We recently showed that 5 ′-terminal secondary structures in CpG DNA affect activity significantly more than those at the 3 ′-end [Biochem. Biophys. Res. Commun. 306 (2003) 948]. The need for an accessible 5 ′-end of CpG DNA for activity suggested that the receptor reads the DNA sequence from this end. In continuation of these studies, we have designed immunomodulatory oligonucleotides (IMOs), consisting of a nine-mer stimulatory domain, containing a CpG motif and a hairpin-loop structure at the 3 ′-end, referred to as self-stabilized CpG DNAs.

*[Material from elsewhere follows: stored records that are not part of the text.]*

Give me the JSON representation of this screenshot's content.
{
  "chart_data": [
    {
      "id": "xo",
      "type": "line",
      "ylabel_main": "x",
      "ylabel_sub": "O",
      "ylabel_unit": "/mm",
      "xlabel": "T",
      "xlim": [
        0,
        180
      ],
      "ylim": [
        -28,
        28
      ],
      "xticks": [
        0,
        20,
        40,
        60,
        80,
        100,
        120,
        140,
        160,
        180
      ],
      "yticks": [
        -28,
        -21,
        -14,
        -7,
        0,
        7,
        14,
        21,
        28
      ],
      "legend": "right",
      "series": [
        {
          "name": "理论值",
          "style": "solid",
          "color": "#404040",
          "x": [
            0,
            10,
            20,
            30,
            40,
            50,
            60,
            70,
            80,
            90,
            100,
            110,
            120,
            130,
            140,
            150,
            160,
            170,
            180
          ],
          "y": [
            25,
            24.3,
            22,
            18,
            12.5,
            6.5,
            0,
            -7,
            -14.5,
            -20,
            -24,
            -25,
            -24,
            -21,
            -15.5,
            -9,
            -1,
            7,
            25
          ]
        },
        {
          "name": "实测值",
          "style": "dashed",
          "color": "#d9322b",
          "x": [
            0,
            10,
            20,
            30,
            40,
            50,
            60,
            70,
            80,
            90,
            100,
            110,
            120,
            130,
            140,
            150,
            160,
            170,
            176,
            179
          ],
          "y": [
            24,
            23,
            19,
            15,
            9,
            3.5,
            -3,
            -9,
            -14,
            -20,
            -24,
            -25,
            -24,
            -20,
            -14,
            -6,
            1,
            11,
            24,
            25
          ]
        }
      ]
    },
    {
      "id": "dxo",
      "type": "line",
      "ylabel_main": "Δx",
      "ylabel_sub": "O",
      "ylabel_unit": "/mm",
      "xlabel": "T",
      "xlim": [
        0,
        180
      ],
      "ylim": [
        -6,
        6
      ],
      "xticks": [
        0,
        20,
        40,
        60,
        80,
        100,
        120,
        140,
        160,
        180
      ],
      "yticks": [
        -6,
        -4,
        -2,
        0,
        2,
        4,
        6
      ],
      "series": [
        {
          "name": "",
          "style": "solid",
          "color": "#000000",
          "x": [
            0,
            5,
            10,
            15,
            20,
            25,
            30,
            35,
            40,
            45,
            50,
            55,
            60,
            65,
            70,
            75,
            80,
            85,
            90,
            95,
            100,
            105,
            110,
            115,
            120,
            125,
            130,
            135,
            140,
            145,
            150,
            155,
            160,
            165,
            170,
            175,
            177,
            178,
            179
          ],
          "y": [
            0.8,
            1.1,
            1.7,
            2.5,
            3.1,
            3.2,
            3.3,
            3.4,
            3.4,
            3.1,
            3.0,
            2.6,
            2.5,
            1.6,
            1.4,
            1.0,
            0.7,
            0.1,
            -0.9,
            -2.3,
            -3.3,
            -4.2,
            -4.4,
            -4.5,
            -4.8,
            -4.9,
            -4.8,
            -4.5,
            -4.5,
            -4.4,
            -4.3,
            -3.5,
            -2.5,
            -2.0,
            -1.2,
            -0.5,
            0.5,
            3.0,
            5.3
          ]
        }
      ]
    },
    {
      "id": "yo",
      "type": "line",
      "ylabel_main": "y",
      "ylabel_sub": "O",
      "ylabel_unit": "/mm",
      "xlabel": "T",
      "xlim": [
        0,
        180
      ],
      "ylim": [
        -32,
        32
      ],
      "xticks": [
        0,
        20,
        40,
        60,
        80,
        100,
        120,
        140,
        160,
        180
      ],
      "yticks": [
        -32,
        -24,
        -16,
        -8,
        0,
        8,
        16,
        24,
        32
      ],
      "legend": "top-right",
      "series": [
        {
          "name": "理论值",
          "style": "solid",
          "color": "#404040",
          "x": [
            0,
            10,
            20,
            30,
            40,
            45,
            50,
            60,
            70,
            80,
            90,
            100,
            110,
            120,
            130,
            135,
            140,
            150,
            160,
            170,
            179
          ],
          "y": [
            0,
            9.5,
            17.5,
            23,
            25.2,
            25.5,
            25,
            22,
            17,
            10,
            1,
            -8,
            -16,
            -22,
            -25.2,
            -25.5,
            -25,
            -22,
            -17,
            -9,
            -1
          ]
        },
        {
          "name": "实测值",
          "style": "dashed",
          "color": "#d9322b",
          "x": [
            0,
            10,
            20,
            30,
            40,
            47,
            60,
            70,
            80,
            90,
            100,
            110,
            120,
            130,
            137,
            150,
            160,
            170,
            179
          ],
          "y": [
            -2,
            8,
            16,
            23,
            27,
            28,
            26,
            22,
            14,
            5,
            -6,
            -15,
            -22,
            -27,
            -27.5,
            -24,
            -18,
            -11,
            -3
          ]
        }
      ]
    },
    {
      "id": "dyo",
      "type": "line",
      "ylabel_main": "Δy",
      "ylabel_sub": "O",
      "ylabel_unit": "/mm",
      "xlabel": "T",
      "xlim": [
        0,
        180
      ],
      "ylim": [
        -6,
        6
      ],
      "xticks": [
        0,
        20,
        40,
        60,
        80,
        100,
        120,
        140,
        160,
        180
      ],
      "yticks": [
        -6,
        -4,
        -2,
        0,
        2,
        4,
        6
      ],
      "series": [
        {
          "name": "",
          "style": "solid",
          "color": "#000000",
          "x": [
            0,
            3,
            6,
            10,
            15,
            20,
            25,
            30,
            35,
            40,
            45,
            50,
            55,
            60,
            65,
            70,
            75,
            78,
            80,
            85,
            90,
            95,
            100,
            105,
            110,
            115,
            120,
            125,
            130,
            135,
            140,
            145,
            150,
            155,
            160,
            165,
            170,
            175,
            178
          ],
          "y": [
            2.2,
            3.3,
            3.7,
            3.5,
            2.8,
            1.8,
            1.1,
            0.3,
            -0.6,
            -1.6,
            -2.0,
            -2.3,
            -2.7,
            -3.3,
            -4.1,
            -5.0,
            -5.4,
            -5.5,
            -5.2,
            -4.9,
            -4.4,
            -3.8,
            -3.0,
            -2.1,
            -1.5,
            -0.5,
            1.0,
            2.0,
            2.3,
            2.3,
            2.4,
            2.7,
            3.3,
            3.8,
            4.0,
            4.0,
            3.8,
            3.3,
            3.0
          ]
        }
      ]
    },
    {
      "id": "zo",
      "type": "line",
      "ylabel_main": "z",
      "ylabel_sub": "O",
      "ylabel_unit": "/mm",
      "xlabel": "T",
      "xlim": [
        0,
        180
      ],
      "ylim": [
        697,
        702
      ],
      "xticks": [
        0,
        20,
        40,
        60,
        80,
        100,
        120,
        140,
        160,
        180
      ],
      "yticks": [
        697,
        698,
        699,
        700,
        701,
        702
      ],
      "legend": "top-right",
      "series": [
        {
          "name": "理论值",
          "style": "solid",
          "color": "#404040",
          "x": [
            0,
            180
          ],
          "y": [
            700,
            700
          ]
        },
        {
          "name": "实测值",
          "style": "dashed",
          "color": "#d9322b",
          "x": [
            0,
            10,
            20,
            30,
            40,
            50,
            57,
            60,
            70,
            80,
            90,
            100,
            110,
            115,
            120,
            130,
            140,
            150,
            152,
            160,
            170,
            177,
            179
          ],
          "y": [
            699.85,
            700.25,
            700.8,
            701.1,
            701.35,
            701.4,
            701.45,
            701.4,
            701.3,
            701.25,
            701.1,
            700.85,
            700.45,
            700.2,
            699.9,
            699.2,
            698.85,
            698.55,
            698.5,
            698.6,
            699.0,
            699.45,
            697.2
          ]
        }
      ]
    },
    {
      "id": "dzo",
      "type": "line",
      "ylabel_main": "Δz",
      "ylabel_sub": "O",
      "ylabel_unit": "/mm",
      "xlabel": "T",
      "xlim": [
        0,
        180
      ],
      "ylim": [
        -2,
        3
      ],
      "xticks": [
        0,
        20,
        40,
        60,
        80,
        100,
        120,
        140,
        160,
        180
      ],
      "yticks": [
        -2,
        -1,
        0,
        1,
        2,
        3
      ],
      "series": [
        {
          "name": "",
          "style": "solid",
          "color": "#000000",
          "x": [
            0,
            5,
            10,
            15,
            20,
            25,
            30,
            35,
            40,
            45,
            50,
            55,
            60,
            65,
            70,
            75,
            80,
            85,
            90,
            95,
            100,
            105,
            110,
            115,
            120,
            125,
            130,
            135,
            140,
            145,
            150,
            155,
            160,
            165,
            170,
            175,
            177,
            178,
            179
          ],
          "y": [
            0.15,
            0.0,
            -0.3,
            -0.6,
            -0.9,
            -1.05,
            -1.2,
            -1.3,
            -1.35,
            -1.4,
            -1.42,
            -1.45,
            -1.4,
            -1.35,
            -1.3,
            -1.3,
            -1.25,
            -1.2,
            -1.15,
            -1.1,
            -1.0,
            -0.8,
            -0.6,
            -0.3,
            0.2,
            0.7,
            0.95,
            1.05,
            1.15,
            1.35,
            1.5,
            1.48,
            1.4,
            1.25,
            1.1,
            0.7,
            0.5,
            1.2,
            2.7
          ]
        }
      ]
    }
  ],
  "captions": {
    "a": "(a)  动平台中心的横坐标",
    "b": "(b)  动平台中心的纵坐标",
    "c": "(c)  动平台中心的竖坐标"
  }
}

We studied the ability of self-stabilized CpG DNAs to stimulate human B-cell proliferation and interferon-α (IFN-α) secretion in plasmacytoid dendritic cell (pDC) culture assays. Self-stabilized CpG DNAs activated human B cells and induced plasmacytoid dendritic cells to secrete high levels of IFN-α. While both stimulatory and secondary structures in CpG DNAs were required for pDC activation, CpG motifs were sufficient to activate B cells. Interestingly, CpG motifs were not required for activity in the hairpin duplex region. Further modifications of the hairpin duplex region with a mixture of oligodeoxynucleotides and oligo-2 ′- O-methylribonucleotides in a heteroduplex formation permitted activation of both human B cells and pDCs.